Will Brexit Provide Momentum for Opposition to U.S. Trade Deals?
Article audio sponsored by The John Birch Society

It has been described as perhaps the biggest setback in decades to the goals of the globalists. Britain’s vote to leave the European Union — Brexit — could lead to additional exit votes in Sweden and France, and perhaps the eventual demise of the increasingly authoritarian EU. Among the issues that drove the desire of the British population to cut its ties with the EU is the flood of immigrants into Europe, and thus into England and the other parts of the U.K. But immigration was not the only issue, and all of the issues that contributed to the results of the vote can be summed up in one term — national sovereignty.

It is estimated that more than 70 percent of governmental decisions were no longer being made by the British themselves, but rather by faceless, unelected bureaucrats in Brussels.

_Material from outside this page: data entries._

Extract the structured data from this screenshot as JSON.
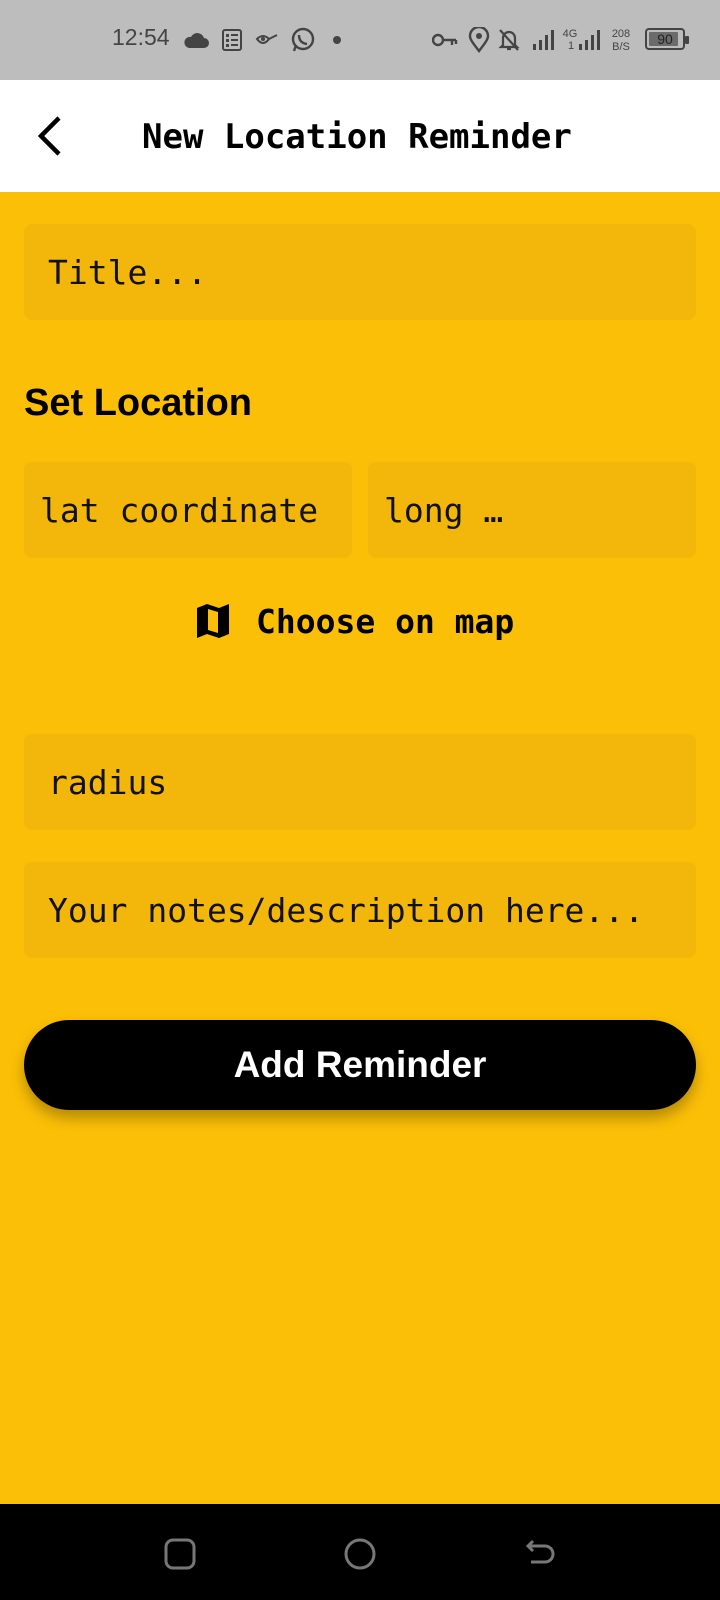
{
  "status_bar": {
    "time": "12:54",
    "network_type": "4G",
    "network_sub": "1",
    "data_rate": "208",
    "data_rate_unit": "B/S",
    "battery_percent": "90",
    "battery_level": 0.9,
    "icons": [
      "cloud-icon",
      "notes-icon",
      "app-notification-icon",
      "whatsapp-icon",
      "dot-icon",
      "vpn-key-icon",
      "location-icon",
      "bell-off-icon",
      "signal-icon",
      "signal-4g-icon",
      "battery-icon"
    ]
  },
  "app_bar": {
    "title": "New Location Reminder",
    "back_icon": "back-arrow-icon"
  },
  "form": {
    "title_placeholder": "Title...",
    "section_label": "Set Location",
    "lat_placeholder": "lat coordinate",
    "long_placeholder": "long …",
    "choose_map_label": "Choose on map",
    "choose_map_icon": "map-icon",
    "radius_placeholder": "radius",
    "notes_placeholder": "Your notes/description here...",
    "submit_label": "Add Reminder"
  },
  "colors": {
    "background": "#FBBF07",
    "field": "#F2B70A",
    "button": "#000000",
    "button_text": "#FFFFFF"
  },
  "nav_bar": {
    "icons": [
      "recents-icon",
      "home-icon",
      "back-icon"
    ]
  }
}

But could the vote in the United Kingdom have an effect on American politics, and lead to the killing of several trade deals presently being negotiated by President Barack Obama? After all, the United States itself came into existence because the colonists were fed up with being told what to do on local matters by a far-off distant government in London.

These trade agreements, such as the TPP, and the like, are really not “free trade” deals, but rather “managed trade” agreements that dilute American national sovereignty. For example, Congress meekly repealed the Country of Origin Labeling (COOL) law because of a previous trade deal. Multilateral trade deals of necessity reduce national sovereignty because they are administered by super-national governments such as the World Trade Organization (WTO) and the EU.

This concern over the continuing erosion of American national sovereignty is expected to become a major issue in the U.S. presidential campaign, and it should likewise be an issue in the congressional elections. Expected Republican presidential candidate Donald Trump made it clear that he supported the vote of the British people. “People want to take their country back and they want to have independence in a sense, and you see it in Europe, all over Europe.”

Expected Democrat presidential candidate Hillary Clinton, on the other hand, has made it clear that she opposed the action of the British in leaving the EU. This echoes the position taken by President Obama, both before and after the vote, in which he warned the British they would go to the “back of the queue” on any trade deal with the United States if they left the EU.

However, other prominent Republicans have voiced support for the British leaving the EU, including former rivals of Trump for the nomination, such as Senator Ted Cruz of Texas and Senator Rand Paul of Kentucky. “I believe the UK should never have joined in the first place,” Paul told Breitbart London.

Ted Cruz roundly criticized Obama’s stance. “Instead of standing with our allies President Obama routinely hurls insults at them,” he said, calling Obama’s remarks “nothing less than a slap in the face of British self-determination.” Cruz specifically called attention to the impact upon our own independence. “The results of the Brexit referendum should serve as a wake-up call for internationalist bureaucrats from Brussels to Washington, D.C. that some free nations still wish to preserve their national sovereignty.”

Cruz was joined in a letter to Obama by Senator Mike Lee (R-Utah) and Senator Jeff Sessions (R-Ala.) strongly condemning Obama’s comments. Instead of putting the U.K. at the back of the queue, the three said they would put the U.K. “in the front of the line.”

In October 2015, Obama’s U.S. Trade Representative Michael Froman said, “We’re not particularly in the market for FTAs (free trade agreements) with individual countries.”

This means that globalists are more interested in building authoritarian and corrupt regional governments, such as the EU, the WTO, and the TPP, than they are in free trade. They prefer governments that are increasingly authoritarian, and even totalitarian. Governments that care nothing about individual liberty, but are rather dominated by global elites. It should be recalled that campaign posters supporting the EU back in the 1990s used a picture of the biblical Tower of Babel.

Hardly an example of limited, constitutional government.

Perhaps an analogy with the popular movie series Star Wars can illustrate the situation we are now in. One might recall that the “republic” was eventually replaced by “the empire.” The empire grew out of a trade agreement among several planets, and the empire became very despotic. In response, the rebels eventually killed the Death Star, a major source of enforcement power for the intergalactic elites that ran the Empire.

The British, with their vote to leave the increasingly despotic EU, have delivered a similar blow to the global elite’s “death star,” but if one remembers the movie series, one of the movies was entitled The Empire Strikes Back. In Britain, across Europe, and in America, we can expect to see a flood of pro-EU and “free trade” propaganda, attempting to scare its populations back into these entangling alliances, or even into new ones. Any economic difficulties can be expected to be attributed to the British vote.

Hopefully, however, the momentum of the British Exit from the EU will inspire Americans to throw off these trade deal shackles and even consider an exit from the greatest globalist enterprise — the United Nations.